Yes, Facebook mainly, Trees of Chummel.
author and Instagram, but I'm also got a website, www.tresachung.com. As I said, I'm first and foremost
an author and a researcher and a speaker about dreams. I speak to companies and clients about
their dreams all the time. That's mainly what I do. And it's only since the pandemic, actually,
that people have, you know, asked me to talk more about it. And I am so blessed that there's
such interest in our souls. Because that's what I think we meet our souls in our dreams.
And the part of us that I believe is eternal.
Wow.
It really is beautiful when you think about it.
And I do, and I'm sure you do encourage everyone that's listening to pay more attention
and write down what their dreams are and try and find the deeper meaning to just get to know yourself better and your soul and who you are.
Yeah.
Get to know yourself.
Self, self, the beginning of wisdom.
You know yourself.
Everything else will fall into place.
Love yourself as well.
That's the journey of a lifetime too.
A lot of problems.
not only lack of self-knowledge, but lack of self-love.

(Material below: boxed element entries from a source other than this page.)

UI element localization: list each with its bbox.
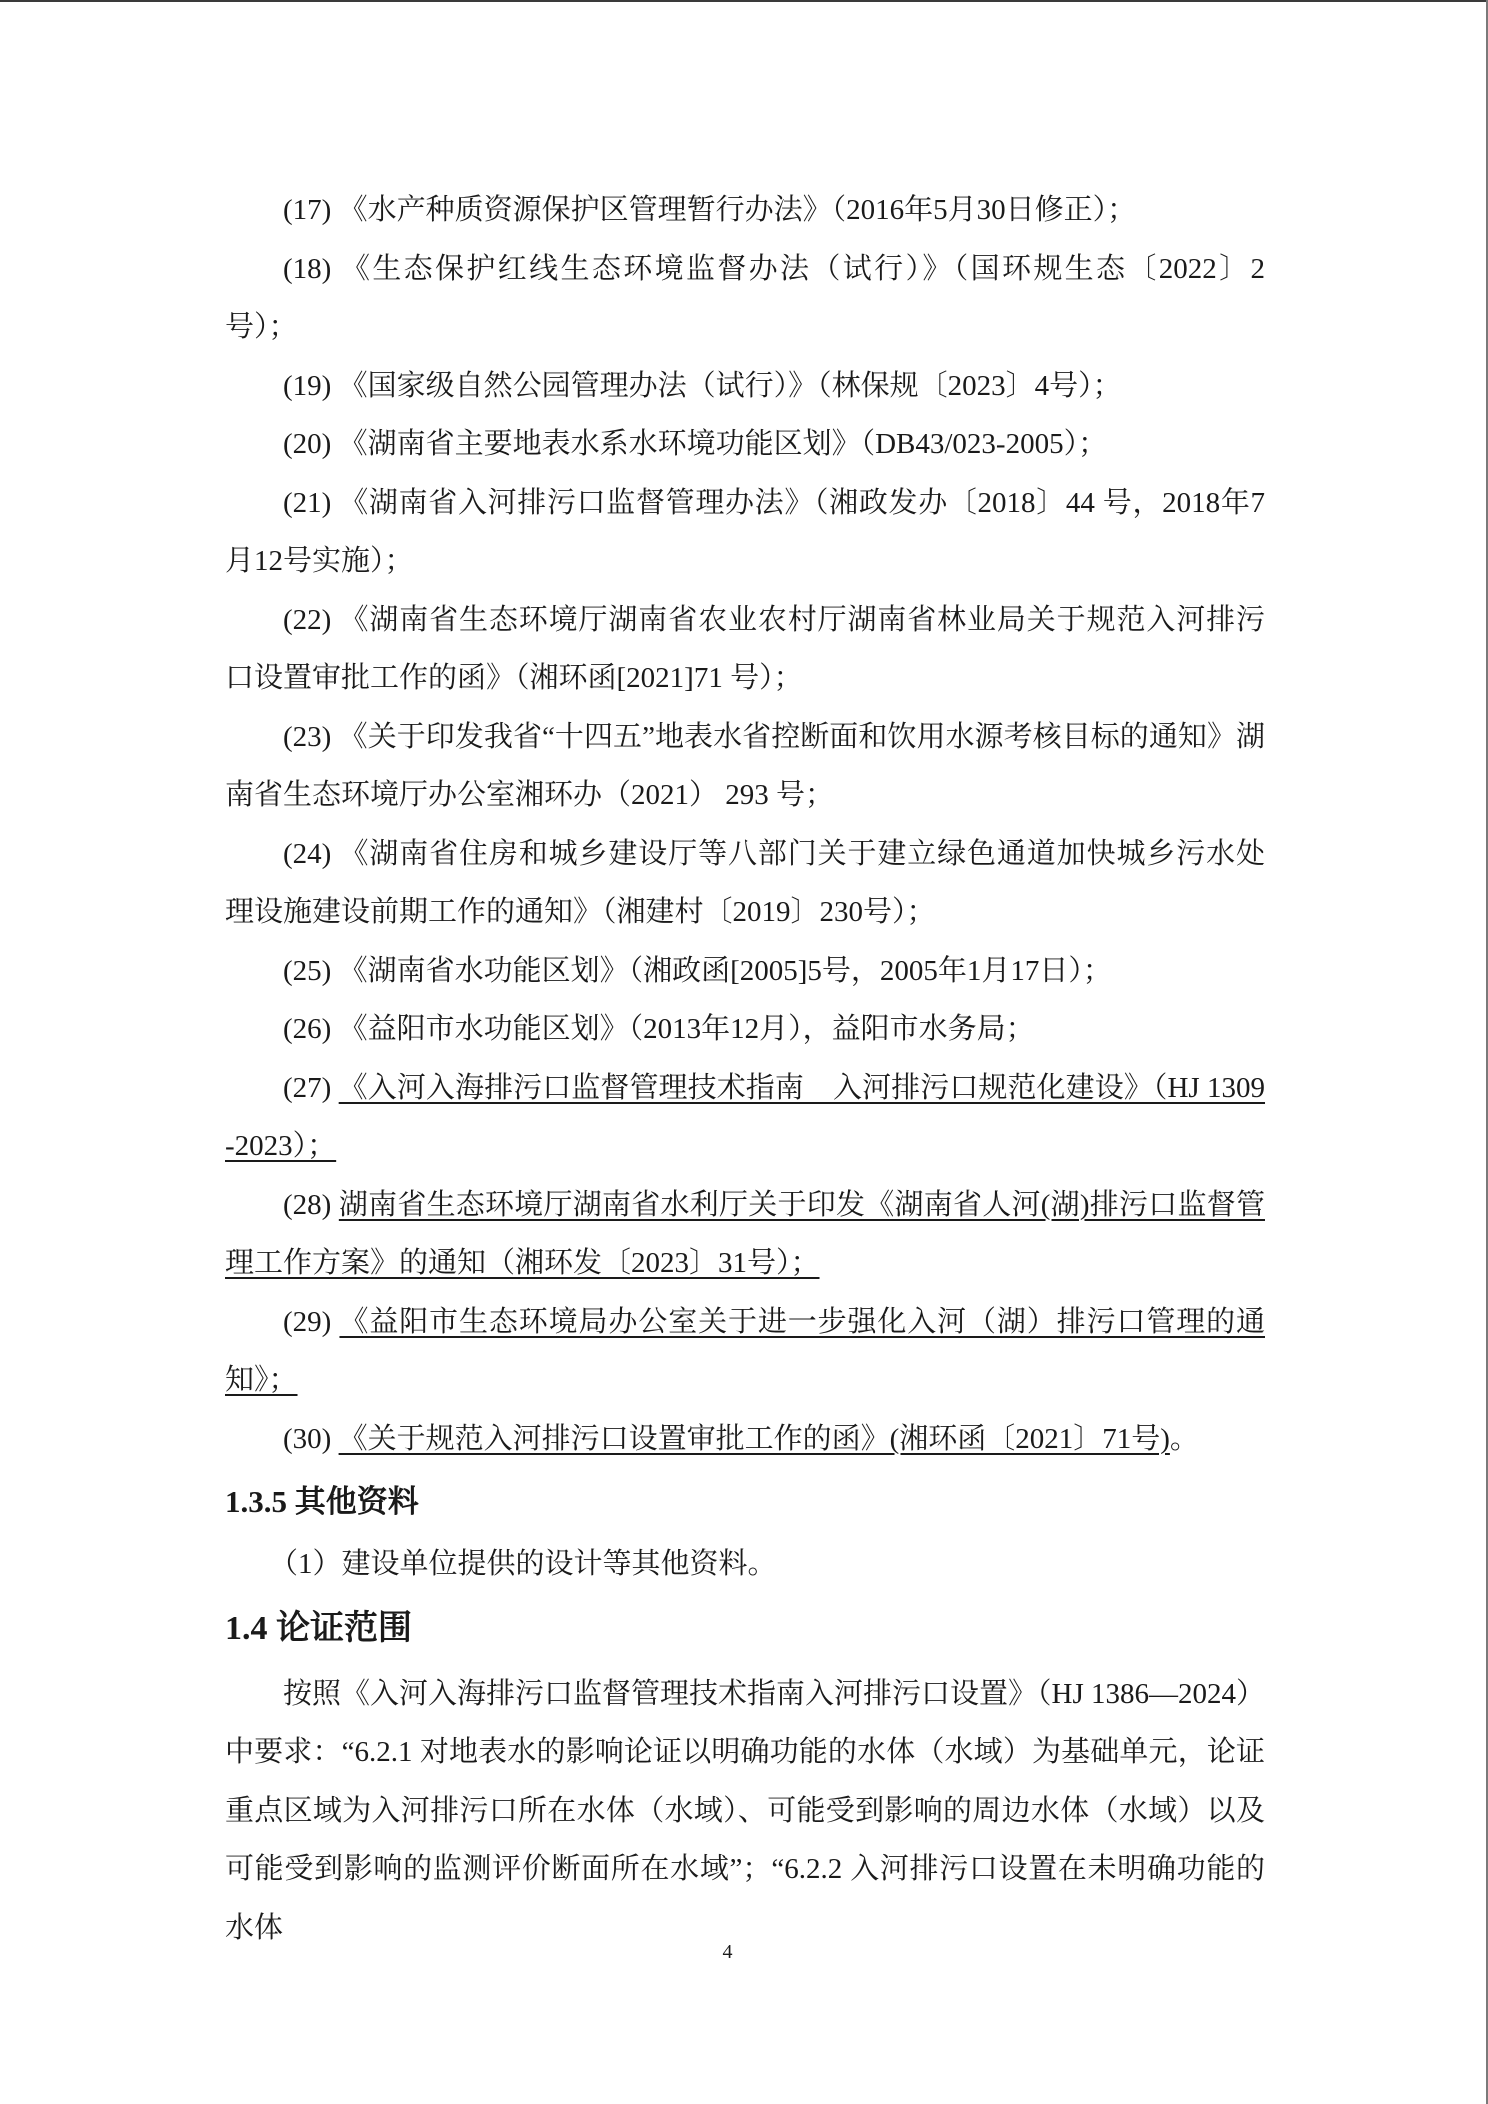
reference-item-30: (30) 《关于规范入河排污口设置审批工作的函》(湘环函〔2021〕71号)。 <box>225 1410 1265 1469</box>
reference-item-23: (23) 《关于印发我省“十四五”地表水省控断面和饮用水源考核目标的通知》湖南省… <box>225 708 1265 825</box>
page-border-top <box>0 0 1488 2</box>
reference-suffix: 。 <box>1170 1423 1199 1455</box>
reference-text-underlined: 《关于规范入河排污口设置审批工作的函》(湘环函〔2021〕71号) <box>339 1423 1170 1455</box>
reference-text: 《益阳市水功能区划》（2013年12月），益阳市水务局； <box>339 1013 1035 1045</box>
reference-item-22: (22) 《湖南省生态环境厅湖南省农业农村厅湖南省林业局关于规范入河排污口设置审… <box>225 591 1265 708</box>
section-heading-1-4: 1.4 论证范围 <box>225 1607 1265 1651</box>
reference-text-underlined: 《入河入海排污口监督管理技术指南 入河排污口规范化建设》（HJ 1309-202… <box>225 1072 1265 1163</box>
reference-text: 《关于印发我省“十四五”地表水省控断面和饮用水源考核目标的通知》湖南省生态环境厅… <box>225 721 1265 812</box>
reference-text: 《湖南省生态环境厅湖南省农业农村厅湖南省林业局关于规范入河排污口设置审批工作的函… <box>225 604 1265 695</box>
reference-number: (22) <box>283 604 331 636</box>
reference-text: 《水产种质资源保护区管理暂行办法》（2016年5月30日修正）； <box>339 194 1137 226</box>
reference-item-27: (27) 《入河入海排污口监督管理技术指南 入河排污口规范化建设》（HJ 130… <box>225 1059 1265 1176</box>
reference-item-21: (21) 《湖南省入河排污口监督管理办法》（湘政发办〔2018〕44 号，201… <box>225 474 1265 591</box>
reference-text: 《湖南省主要地表水系水环境功能区划》（DB43/023-2005）； <box>339 428 1108 460</box>
reference-item-25: (25) 《湖南省水功能区划》（湘政函[2005]5号，2005年1月17日）； <box>225 942 1265 1001</box>
reference-number: (29) <box>283 1306 331 1338</box>
reference-number: (27) <box>283 1072 331 1104</box>
reference-number: (24) <box>283 838 331 870</box>
reference-number: (19) <box>283 370 331 402</box>
document-body: (17) 《水产种质资源保护区管理暂行办法》（2016年5月30日修正）； (1… <box>225 181 1265 1957</box>
reference-number: (23) <box>283 721 331 753</box>
other-materials-item: （1）建设单位提供的设计等其他资料。 <box>225 1535 1265 1594</box>
reference-number: (21) <box>283 487 331 519</box>
reference-item-17: (17) 《水产种质资源保护区管理暂行办法》（2016年5月30日修正）； <box>225 181 1265 240</box>
reference-number: (25) <box>283 955 331 987</box>
reference-number: (18) <box>283 253 331 285</box>
reference-text: 《湖南省入河排污口监督管理办法》（湘政发办〔2018〕44 号，2018年7月1… <box>225 487 1265 578</box>
reference-list: (17) 《水产种质资源保护区管理暂行办法》（2016年5月30日修正）； (1… <box>225 181 1265 1468</box>
reference-number: (30) <box>283 1423 331 1455</box>
reference-item-20: (20) 《湖南省主要地表水系水环境功能区划》（DB43/023-2005）； <box>225 415 1265 474</box>
reference-item-18: (18) 《生态保护红线生态环境监督办法（试行）》（国环规生态〔2022〕2号）… <box>225 240 1265 357</box>
reference-item-24: (24) 《湖南省住房和城乡建设厅等八部门关于建立绿色通道加快城乡污水处理设施建… <box>225 825 1265 942</box>
reference-text: 《湖南省住房和城乡建设厅等八部门关于建立绿色通道加快城乡污水处理设施建设前期工作… <box>225 838 1265 929</box>
reference-number: (28) <box>283 1189 331 1221</box>
scope-paragraph: 按照《入河入海排污口监督管理技术指南入河排污口设置》（HJ 1386—2024）… <box>225 1665 1265 1958</box>
reference-text-underlined: 湖南省生态环境厅湖南省水利厅关于印发《湖南省人河(湖)排污口监督管理工作方案》的… <box>225 1189 1265 1280</box>
reference-item-19: (19) 《国家级自然公园管理办法（试行）》（林保规〔2023〕4号）； <box>225 357 1265 416</box>
reference-item-26: (26) 《益阳市水功能区划》（2013年12月），益阳市水务局； <box>225 1000 1265 1059</box>
reference-number: (20) <box>283 428 331 460</box>
reference-text-underlined: 《益阳市生态环境局办公室关于进一步强化入河（湖）排污口管理的通知》； <box>225 1306 1265 1397</box>
reference-item-28: (28) 湖南省生态环境厅湖南省水利厅关于印发《湖南省人河(湖)排污口监督管理工… <box>225 1176 1265 1293</box>
page-number: 4 <box>0 1938 1455 1966</box>
reference-text: 《国家级自然公园管理办法（试行）》（林保规〔2023〕4号）； <box>339 370 1122 402</box>
reference-text: 《生态保护红线生态环境监督办法（试行）》（国环规生态〔2022〕2号）； <box>225 253 1265 344</box>
reference-number: (17) <box>283 194 331 226</box>
reference-text: 《湖南省水功能区划》（湘政函[2005]5号，2005年1月17日）； <box>339 955 1112 987</box>
section-heading-1-3-5: 1.3.5 其他资料 <box>225 1482 1265 1522</box>
reference-item-29: (29) 《益阳市生态环境局办公室关于进一步强化入河（湖）排污口管理的通知》； <box>225 1293 1265 1410</box>
reference-number: (26) <box>283 1013 331 1045</box>
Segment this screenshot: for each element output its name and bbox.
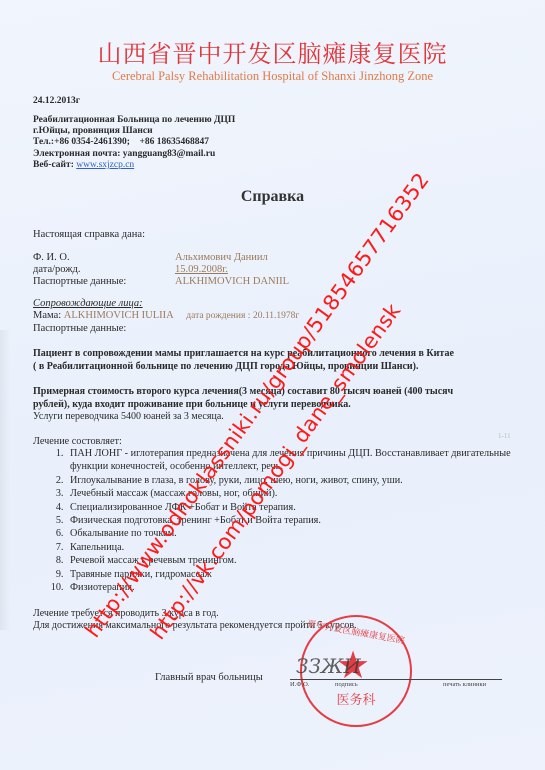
signature-line bbox=[290, 679, 502, 680]
website-link[interactable]: www.sxjzcp.cn bbox=[76, 160, 134, 170]
treatment-item: Иглоукалывание в глаза, в голову, руки, … bbox=[66, 474, 536, 487]
mom-name: ALKHIMOVICH IULIIA bbox=[64, 310, 173, 321]
invitation-text: в сопровождении мамы приглашается на кур… bbox=[72, 348, 453, 359]
patient-passport-row: Паспортные данные: ALKHIMOVICH DANIIL bbox=[33, 276, 126, 287]
patient-dob-row: дата/рожд. 15.09.2008г. bbox=[33, 264, 81, 275]
chief-doctor-label: Главный врач больницы bbox=[155, 671, 263, 684]
fio-label: Ф. И. О. bbox=[33, 252, 70, 263]
patient-dob: 15.09.2008г. bbox=[175, 264, 228, 275]
email-value: yangguang83@mail.ru bbox=[123, 149, 216, 159]
document-title: Справка bbox=[0, 188, 545, 206]
website-label: Веб-сайт: bbox=[33, 160, 74, 170]
cost-line-1: Примерная стоимость второго курса лечени… bbox=[33, 385, 453, 398]
email-label: Электронная почта: bbox=[33, 149, 120, 159]
mom-dob: 20.11.1978г bbox=[253, 311, 299, 321]
treatment-item: Специализированное ЛФК +Бобат и Войта те… bbox=[66, 501, 536, 514]
phone-label: Тел.: bbox=[33, 137, 54, 147]
companion-passport-label: Паспортные данные: bbox=[33, 322, 126, 335]
stamp-bottom-text: 医务科 bbox=[302, 689, 410, 708]
margin-note: 1-11 bbox=[498, 432, 511, 440]
treatment-item: Обкалывание по точкам. bbox=[66, 527, 536, 540]
handwritten-signature: ЗЗЖИ bbox=[296, 654, 361, 678]
hospital-name-ru: Реабилитационная Больница по лечению ДЦП bbox=[33, 115, 235, 126]
dob-label: дата/рожд. bbox=[33, 264, 81, 275]
cost-line-3: Услуги переводчика 5400 юаней за 3 месяц… bbox=[33, 410, 224, 423]
stamp-top-text: 晋中开发区脑瘫康复医院 bbox=[302, 616, 411, 648]
patient-name: Альхимович Даниил bbox=[175, 252, 268, 263]
caption-stamp: печать клиники bbox=[443, 681, 486, 688]
invitation-line-1: Пациент в сопровождении мамы приглашаетс… bbox=[33, 347, 454, 360]
phone-line: Тел.:+86 0354-2461390; +86 18635468847 bbox=[33, 137, 235, 148]
document-page: 山西省晋中开发区脑瘫康复医院 Cerebral Palsy Rehabilita… bbox=[0, 0, 545, 770]
intro-text: Настоящая справка дана: bbox=[33, 228, 145, 241]
patient-passport: ALKHIMOVICH DANIIL bbox=[175, 276, 289, 287]
hospital-name-english: Cerebral Palsy Rehabilitation Hospital o… bbox=[0, 69, 545, 84]
website-line: Веб-сайт: www.sxjzcp.cn bbox=[33, 160, 235, 171]
companion-mom-row: Мама: ALKHIMOVICH IULIIA дата рождения :… bbox=[33, 309, 299, 323]
caption-name: И.Ф.О. bbox=[290, 681, 309, 688]
phone-2: +86 18635468847 bbox=[139, 137, 209, 147]
treatment-item: Лечебный массаж (массаж головы, ног, общ… bbox=[66, 487, 536, 500]
mom-dob-label: дата рождения : bbox=[186, 311, 250, 321]
treatment-item: Физическая подготовка, тренинг +Бобат и … bbox=[66, 514, 536, 527]
hospital-city: г.Юйцы, провинция Шанси bbox=[33, 126, 235, 137]
treatment-heading-text: состовляет: bbox=[69, 436, 122, 447]
patient-name-row: Ф. И. О. Альхимович Даниил bbox=[33, 252, 70, 263]
phone-1: +86 0354-2461390; bbox=[54, 137, 130, 147]
passport-label: Паспортные данные: bbox=[33, 276, 126, 287]
mom-label: Мама: bbox=[33, 310, 61, 321]
contact-block: Реабилитационная Больница по лечению ДЦП… bbox=[33, 115, 235, 171]
invitation-patient: Пациент bbox=[33, 348, 72, 359]
paper-edge bbox=[0, 330, 10, 630]
treatment-heading-bold: Лечение bbox=[33, 436, 69, 447]
caption-sign: подпись bbox=[335, 681, 358, 688]
document-date: 24.12.2013г bbox=[33, 96, 80, 106]
hospital-name-chinese: 山西省晋中开发区脑瘫康复医院 bbox=[0, 34, 545, 69]
email-line: Электронная почта: yangguang83@mail.ru bbox=[33, 149, 235, 160]
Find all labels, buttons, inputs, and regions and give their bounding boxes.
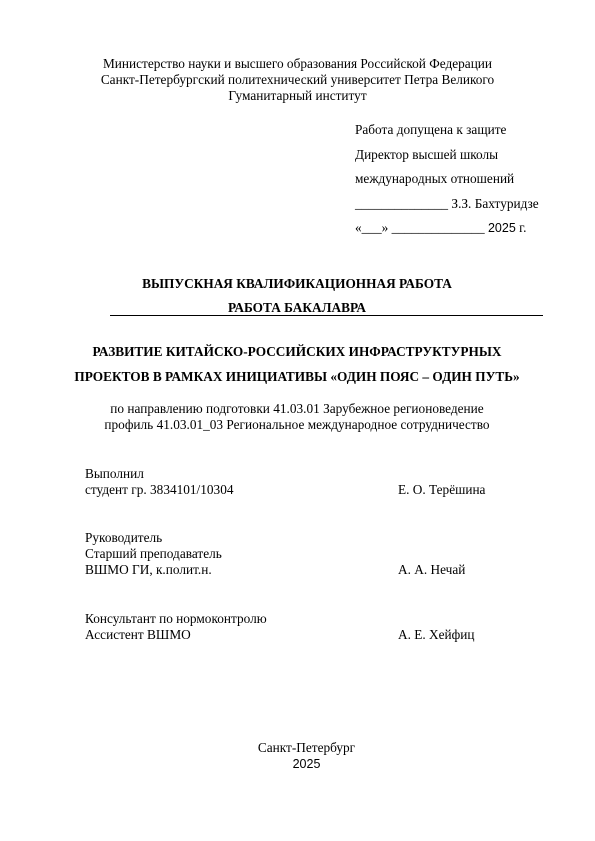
- signature-blank: ______________: [355, 196, 448, 211]
- date-year: 2025: [488, 221, 516, 235]
- direction-line-1: по направлению подготовки 41.03.01 Заруб…: [0, 401, 595, 417]
- approval-block: Работа допущена к защите Директор высшей…: [355, 118, 539, 241]
- director-name: З.З. Бахтуридзе: [451, 196, 538, 211]
- supervisor-name: А. А. Нечай: [398, 562, 465, 578]
- supervisor-position: Старший преподаватель: [85, 546, 222, 561]
- approval-line-2: Директор высшей школы: [355, 143, 539, 168]
- institution-header: Министерство науки и высшего образования…: [0, 56, 595, 104]
- university-name: Санкт-Петербургский политехнический унив…: [0, 72, 595, 88]
- degree-title: РАБОТА БАКАЛАВРА: [0, 300, 595, 316]
- title-underline: [110, 315, 543, 316]
- date-month-blank: ______________: [392, 220, 485, 235]
- supervisor-signature-block: Руководитель Старший преподаватель ВШМО …: [85, 530, 555, 578]
- ministry-name: Министерство науки и высшего образования…: [0, 56, 595, 72]
- date-day-blank: «___»: [355, 220, 388, 235]
- supervisor-role: Руководитель: [85, 530, 162, 545]
- author-position: студент гр. 3834101/10304: [85, 482, 234, 497]
- normcontrol-name: А. Е. Хейфиц: [398, 627, 475, 643]
- footer: Санкт-Петербург 2025: [9, 740, 595, 772]
- direction-line-2: профиль 41.03.01_03 Региональное междуна…: [0, 417, 595, 433]
- approval-line-1: Работа допущена к защите: [355, 118, 539, 143]
- director-signature-row: ______________ З.З. Бахтуридзе: [355, 192, 539, 217]
- footer-year: 2025: [9, 756, 595, 772]
- approval-line-3: международных отношений: [355, 167, 539, 192]
- author-name: Е. О. Терёшина: [398, 482, 485, 498]
- institute-name: Гуманитарный институт: [0, 88, 595, 104]
- author-role: Выполнил: [85, 466, 144, 481]
- supervisor-department: ВШМО ГИ, к.полит.н.: [85, 562, 212, 577]
- topic-line-1: РАЗВИТИЕ КИТАЙСКО-РОССИЙСКИХ ИНФРАСТРУКТ…: [0, 339, 595, 364]
- date-suffix: г.: [519, 220, 526, 235]
- study-direction: по направлению подготовки 41.03.01 Заруб…: [0, 401, 595, 433]
- topic-line-2: ПРОЕКТОВ В РАМКАХ ИНИЦИАТИВЫ «ОДИН ПОЯС …: [0, 364, 595, 389]
- author-signature-block: Выполнил студент гр. 3834101/10304 Е. О.…: [85, 466, 555, 498]
- thesis-topic: РАЗВИТИЕ КИТАЙСКО-РОССИЙСКИХ ИНФРАСТРУКТ…: [0, 339, 595, 389]
- normcontrol-position: Ассистент ВШМО: [85, 627, 191, 642]
- normcontrol-role: Консультант по нормоконтролю: [85, 611, 267, 626]
- approval-date-row: «___» ______________ 2025 г.: [355, 216, 539, 241]
- work-type-title: ВЫПУСКНАЯ КВАЛИФИКАЦИОННАЯ РАБОТА: [0, 276, 595, 292]
- footer-city: Санкт-Петербург: [9, 740, 595, 756]
- normcontrol-signature-block: Консультант по нормоконтролю Ассистент В…: [85, 611, 555, 643]
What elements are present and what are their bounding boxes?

And that takes a lifetime to really, really fully think, I'm enough.
I'm, and what's external is great, and I learn from it, but it doesn't define me.
And that takes a long time, but your dreams are there.
You know, we all want in our life someone who's loyal, who's loving, who tells us the truth.
That's our dreams.
Someone's got our back.
And that's us deep down at the end of the day.
that's us and that's all we can ask for. Oh, that's really beautiful. Thank you for sharing your
knowledge and wisdom and your really incredible words and everything you said. Even just listening to
talk, it's very comforting. Oh, thank you. Thank you. It really is. He's fallen. And yes. What do you
call him again? Your soul dog. Arnie, the soul dog. I love it. Thank you so much for coming on the
podcast today. And I'm sure you have really opened up people's minds.
and hearts to their dreams.
So you're just lovely, and I appreciate you.
And thank you again for coming on.
Well, thank you, Caitlin.
And keep having those wonderful dreams.
I will.
Thank you.
Have a good day.
Oh, good night.
Good night.
You have a good night.
Take care.
Bye.
Thank you for listening.
I'm Caitlin Bristow.
I hope you all have sweet, sweet dreams or nightmares and remember them.
Just write them down.
And I'll see you next Tuesday.
Thanks for listening to Off The Vine with Caitlin Bristow.